Unsurprisingly, the television sets at the gym have been turned to the Olympics this last week or so.
Which means I've watched a lot of sports I rarely see on TV, like track and field, swimming (obviously), diving (meh), volleyball of the indoor and outdoor variety, rowing and several others. I remember watching sports like these on the old Wide World of Sports on ABC. When we would visit my grandparents over a weekend and the Saturday weather kept us inside, WWS and Jim McKay were called into action. They led into Hee-Haw around dinnertime.
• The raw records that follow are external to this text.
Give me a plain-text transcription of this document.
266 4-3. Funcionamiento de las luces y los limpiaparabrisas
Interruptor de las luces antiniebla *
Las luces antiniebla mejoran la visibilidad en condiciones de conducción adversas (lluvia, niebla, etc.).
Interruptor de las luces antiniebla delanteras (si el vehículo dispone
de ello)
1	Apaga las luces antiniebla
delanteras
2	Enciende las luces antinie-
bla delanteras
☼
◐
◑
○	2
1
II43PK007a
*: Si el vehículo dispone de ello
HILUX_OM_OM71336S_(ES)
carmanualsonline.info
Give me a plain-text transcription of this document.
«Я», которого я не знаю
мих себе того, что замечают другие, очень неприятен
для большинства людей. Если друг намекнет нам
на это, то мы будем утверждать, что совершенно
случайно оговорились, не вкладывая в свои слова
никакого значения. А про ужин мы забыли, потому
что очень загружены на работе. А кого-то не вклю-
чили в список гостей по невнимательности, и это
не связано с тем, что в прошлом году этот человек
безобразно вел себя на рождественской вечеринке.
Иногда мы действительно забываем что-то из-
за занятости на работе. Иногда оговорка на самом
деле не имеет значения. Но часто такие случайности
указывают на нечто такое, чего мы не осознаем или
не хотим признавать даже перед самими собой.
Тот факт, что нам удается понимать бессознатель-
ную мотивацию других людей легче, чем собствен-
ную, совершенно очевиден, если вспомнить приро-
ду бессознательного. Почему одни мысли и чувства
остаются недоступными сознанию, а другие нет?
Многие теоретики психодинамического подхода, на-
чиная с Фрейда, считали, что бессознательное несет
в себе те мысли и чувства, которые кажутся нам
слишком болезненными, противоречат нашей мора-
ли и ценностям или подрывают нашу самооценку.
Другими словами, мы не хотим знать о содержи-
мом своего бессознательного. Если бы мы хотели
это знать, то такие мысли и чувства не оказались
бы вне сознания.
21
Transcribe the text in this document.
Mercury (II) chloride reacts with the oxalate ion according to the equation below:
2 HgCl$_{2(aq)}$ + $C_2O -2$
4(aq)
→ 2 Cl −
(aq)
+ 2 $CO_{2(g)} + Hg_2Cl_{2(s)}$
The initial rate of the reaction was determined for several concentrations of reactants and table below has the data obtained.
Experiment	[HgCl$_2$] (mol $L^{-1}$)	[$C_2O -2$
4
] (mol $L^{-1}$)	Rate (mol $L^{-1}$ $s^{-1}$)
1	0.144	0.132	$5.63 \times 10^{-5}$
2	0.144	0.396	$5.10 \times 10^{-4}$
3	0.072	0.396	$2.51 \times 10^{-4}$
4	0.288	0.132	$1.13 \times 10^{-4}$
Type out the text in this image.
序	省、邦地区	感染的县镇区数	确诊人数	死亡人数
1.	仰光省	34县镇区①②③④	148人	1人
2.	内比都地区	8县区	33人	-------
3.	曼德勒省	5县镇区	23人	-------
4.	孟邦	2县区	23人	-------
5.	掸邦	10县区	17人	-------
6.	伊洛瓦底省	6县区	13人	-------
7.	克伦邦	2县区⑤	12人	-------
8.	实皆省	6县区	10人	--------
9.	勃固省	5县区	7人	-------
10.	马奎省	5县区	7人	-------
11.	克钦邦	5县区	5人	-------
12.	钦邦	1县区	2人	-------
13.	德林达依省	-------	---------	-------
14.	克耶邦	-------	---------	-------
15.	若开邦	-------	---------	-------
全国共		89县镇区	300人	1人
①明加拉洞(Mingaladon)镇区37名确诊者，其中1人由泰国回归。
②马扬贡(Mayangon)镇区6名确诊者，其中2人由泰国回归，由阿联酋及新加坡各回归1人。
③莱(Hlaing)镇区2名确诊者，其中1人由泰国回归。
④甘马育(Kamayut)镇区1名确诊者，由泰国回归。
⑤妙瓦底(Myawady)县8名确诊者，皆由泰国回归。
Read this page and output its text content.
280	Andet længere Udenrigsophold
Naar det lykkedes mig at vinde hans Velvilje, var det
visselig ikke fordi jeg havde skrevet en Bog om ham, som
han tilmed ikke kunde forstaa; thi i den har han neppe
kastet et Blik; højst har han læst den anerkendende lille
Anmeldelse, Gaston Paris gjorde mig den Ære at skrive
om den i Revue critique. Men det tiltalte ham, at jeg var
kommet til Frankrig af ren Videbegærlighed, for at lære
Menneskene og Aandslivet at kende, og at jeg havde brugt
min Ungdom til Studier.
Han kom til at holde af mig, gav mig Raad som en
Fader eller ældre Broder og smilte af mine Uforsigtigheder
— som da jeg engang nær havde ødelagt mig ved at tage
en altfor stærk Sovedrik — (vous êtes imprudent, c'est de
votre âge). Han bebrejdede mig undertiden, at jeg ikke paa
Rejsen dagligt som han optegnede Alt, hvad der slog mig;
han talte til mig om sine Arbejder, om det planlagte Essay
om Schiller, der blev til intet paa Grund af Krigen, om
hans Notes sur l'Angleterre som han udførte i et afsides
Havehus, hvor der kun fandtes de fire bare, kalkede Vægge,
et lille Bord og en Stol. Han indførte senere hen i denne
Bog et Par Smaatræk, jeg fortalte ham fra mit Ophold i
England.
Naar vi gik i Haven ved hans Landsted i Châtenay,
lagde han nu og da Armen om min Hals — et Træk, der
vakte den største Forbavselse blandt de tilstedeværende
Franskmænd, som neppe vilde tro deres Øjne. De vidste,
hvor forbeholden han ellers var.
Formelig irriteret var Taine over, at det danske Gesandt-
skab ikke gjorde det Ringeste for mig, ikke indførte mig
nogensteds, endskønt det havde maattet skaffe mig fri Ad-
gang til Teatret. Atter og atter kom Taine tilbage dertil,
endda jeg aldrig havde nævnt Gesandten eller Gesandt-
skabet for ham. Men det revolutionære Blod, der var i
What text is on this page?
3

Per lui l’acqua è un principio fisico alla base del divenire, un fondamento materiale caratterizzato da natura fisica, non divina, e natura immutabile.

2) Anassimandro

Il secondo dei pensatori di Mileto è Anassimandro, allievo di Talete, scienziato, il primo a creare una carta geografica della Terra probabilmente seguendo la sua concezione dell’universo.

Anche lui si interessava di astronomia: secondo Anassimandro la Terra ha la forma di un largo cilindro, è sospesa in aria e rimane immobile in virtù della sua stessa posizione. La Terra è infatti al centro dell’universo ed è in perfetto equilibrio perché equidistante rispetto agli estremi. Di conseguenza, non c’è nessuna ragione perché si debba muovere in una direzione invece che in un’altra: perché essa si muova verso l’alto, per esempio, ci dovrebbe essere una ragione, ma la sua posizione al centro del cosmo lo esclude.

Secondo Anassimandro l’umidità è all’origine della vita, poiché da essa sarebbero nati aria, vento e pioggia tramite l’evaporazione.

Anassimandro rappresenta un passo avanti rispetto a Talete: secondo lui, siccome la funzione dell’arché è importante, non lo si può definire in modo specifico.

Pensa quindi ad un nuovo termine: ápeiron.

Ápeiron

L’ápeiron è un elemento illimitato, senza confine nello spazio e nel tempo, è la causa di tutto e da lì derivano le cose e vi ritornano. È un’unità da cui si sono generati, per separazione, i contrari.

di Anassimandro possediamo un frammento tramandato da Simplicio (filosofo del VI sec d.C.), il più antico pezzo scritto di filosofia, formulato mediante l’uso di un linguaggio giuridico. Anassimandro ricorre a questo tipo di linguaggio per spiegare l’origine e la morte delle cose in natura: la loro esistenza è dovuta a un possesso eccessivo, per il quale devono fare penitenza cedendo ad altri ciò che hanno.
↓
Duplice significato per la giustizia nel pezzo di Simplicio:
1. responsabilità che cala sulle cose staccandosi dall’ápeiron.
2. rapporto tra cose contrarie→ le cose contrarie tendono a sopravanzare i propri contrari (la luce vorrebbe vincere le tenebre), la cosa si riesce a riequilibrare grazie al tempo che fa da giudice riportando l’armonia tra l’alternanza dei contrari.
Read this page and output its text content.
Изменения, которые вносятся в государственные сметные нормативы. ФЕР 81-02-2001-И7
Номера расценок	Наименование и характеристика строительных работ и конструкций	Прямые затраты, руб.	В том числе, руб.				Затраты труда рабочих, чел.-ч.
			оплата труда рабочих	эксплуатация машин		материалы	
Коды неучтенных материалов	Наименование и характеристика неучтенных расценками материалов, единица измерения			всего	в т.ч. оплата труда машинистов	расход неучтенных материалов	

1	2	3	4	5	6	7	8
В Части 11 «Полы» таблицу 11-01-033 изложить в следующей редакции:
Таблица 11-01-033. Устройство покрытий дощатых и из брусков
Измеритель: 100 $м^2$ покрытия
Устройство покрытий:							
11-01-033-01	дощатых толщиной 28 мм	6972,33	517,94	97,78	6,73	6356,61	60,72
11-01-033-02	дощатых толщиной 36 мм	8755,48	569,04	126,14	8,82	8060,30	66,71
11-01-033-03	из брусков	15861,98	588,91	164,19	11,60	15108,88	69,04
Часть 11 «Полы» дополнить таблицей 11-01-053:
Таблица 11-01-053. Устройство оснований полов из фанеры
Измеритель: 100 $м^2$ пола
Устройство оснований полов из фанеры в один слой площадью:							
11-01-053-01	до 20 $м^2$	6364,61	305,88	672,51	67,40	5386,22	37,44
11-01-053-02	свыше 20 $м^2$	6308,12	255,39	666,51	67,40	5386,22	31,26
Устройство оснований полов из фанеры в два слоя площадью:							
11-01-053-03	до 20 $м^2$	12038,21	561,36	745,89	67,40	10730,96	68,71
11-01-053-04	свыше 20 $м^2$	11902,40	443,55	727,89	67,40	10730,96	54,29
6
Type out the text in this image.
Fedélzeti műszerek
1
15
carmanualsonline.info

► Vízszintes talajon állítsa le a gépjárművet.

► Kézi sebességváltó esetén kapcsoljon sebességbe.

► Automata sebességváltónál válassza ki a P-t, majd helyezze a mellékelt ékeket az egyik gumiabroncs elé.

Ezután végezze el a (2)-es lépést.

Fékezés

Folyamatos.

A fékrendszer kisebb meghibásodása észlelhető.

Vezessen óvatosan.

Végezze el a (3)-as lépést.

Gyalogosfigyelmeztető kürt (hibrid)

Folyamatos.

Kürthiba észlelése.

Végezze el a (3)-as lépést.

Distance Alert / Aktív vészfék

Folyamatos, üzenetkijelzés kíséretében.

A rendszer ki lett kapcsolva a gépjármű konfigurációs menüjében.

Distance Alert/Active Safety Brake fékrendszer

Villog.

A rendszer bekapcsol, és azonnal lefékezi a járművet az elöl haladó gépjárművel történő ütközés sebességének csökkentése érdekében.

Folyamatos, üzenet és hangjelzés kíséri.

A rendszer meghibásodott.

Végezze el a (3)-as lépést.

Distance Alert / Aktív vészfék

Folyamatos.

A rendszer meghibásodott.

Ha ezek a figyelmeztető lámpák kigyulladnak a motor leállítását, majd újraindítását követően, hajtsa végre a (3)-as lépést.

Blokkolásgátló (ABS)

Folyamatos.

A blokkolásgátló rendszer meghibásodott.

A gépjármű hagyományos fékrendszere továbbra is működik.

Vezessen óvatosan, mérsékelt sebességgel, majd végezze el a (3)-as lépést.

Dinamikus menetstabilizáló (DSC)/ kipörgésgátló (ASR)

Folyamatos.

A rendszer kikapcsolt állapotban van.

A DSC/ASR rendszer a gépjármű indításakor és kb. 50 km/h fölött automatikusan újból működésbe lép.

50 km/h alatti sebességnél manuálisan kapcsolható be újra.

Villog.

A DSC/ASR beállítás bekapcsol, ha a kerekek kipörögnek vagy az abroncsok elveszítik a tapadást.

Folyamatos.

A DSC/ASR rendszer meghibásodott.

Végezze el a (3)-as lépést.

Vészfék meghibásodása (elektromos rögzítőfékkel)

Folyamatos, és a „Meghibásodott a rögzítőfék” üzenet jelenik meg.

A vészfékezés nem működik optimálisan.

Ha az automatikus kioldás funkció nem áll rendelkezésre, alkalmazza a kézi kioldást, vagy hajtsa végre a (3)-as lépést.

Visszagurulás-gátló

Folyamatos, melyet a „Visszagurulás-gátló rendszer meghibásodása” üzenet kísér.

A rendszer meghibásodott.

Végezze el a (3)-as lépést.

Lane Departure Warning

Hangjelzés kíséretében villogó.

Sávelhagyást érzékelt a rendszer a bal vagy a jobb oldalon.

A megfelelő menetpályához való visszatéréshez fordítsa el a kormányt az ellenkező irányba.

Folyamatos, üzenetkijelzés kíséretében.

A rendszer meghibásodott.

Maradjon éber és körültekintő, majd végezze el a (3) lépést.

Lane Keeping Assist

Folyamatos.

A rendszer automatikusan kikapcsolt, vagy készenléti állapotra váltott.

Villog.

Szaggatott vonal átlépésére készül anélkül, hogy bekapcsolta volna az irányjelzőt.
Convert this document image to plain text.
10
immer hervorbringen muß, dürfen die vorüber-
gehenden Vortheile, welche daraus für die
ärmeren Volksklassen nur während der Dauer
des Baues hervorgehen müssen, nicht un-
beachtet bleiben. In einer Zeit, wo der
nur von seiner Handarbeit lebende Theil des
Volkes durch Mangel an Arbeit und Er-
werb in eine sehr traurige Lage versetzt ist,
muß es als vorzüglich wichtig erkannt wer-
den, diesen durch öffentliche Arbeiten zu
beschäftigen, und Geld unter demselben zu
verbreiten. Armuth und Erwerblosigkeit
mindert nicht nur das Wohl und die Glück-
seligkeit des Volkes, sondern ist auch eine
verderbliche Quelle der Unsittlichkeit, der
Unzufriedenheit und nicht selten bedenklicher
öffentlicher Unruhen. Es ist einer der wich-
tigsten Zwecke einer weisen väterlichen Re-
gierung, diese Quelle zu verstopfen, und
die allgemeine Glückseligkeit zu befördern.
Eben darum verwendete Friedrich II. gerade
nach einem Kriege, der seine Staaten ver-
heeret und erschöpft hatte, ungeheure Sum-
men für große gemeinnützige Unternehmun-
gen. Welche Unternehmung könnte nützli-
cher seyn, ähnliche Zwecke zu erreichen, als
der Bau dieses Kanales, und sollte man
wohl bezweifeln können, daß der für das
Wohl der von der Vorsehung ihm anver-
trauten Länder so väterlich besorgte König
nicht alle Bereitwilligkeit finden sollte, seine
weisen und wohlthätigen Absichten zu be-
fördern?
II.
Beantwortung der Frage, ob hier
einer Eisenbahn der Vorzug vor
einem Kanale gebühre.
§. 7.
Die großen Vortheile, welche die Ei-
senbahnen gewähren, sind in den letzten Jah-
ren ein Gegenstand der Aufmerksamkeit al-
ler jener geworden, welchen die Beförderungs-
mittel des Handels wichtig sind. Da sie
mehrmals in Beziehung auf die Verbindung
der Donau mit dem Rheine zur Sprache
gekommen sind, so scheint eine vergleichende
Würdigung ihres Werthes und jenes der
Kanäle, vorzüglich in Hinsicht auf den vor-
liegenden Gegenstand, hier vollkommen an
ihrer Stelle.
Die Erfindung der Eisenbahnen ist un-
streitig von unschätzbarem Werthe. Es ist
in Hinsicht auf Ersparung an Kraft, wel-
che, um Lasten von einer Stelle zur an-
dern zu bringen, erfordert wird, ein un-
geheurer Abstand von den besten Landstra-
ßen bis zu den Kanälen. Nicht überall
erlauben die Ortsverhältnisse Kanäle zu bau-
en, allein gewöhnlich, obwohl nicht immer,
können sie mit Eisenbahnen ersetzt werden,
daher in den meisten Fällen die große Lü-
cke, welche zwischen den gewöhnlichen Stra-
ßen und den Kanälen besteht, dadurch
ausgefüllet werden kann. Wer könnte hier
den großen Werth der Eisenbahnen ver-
With WWS gone, a lot of these sports don't end up on TV very often anymore. ESPN will show them sometimes -- they manage to show a lot of women's beach volleyball for some reason. But realistically, a sport such as the discus throw, where the competitors spin around in a circle and fling a roughly four-pound (men's) or two-pound (women's) metal disc as far as they can isn't built for modern TV coverage or modern TV audiences.
American Stephanie Brown Trafton won a gold in that event and she has a great story. She attended the 1984 Los Angeles games and became an instant and devoted fan of gymnast Mary Lou Retton, but her height (she's 6-4 and could probably step over the balance beam) quickly put gymnastics out of her reach. She wound up in field events at college after an injury ended her basketball career. In her post-win interview, Trafton put out a televised plea to meet her idol, which I imagine will probably happen, if only to see the foot and a half difference in height between them.
And women's discus in the U.S. is an interesting story itself. Trafton follows Lilian Copeland as only the second American woman to win gold in the event. Copeland, then a law student at USC, won in the 1932 Los Angeles games. She was Jewish and she boycotted the 1936 Munich games because Adolf Hitler refused to allow Jews on the German Olympic team and the International Olympic Committee, as unconcerned with the host country's treatment of its people then as it is now, looked the other way. Copeland, at the time a world-record holder in several women's field events such as the javelin and shot put, never competed at the international level again. She joined the Los Angeles County Sheriff's office in 1936 and worked as a juvenile officer until 1960 and died in 1964 at 68.
Trafton made a point for her faith as well. In her post-competition interview she spoke of praying for peace of mind and concentration before her throw. She offers her testimony via the 4 Winds Christian Athletics organization, and some of her statements will be broadcast to the underground church in China.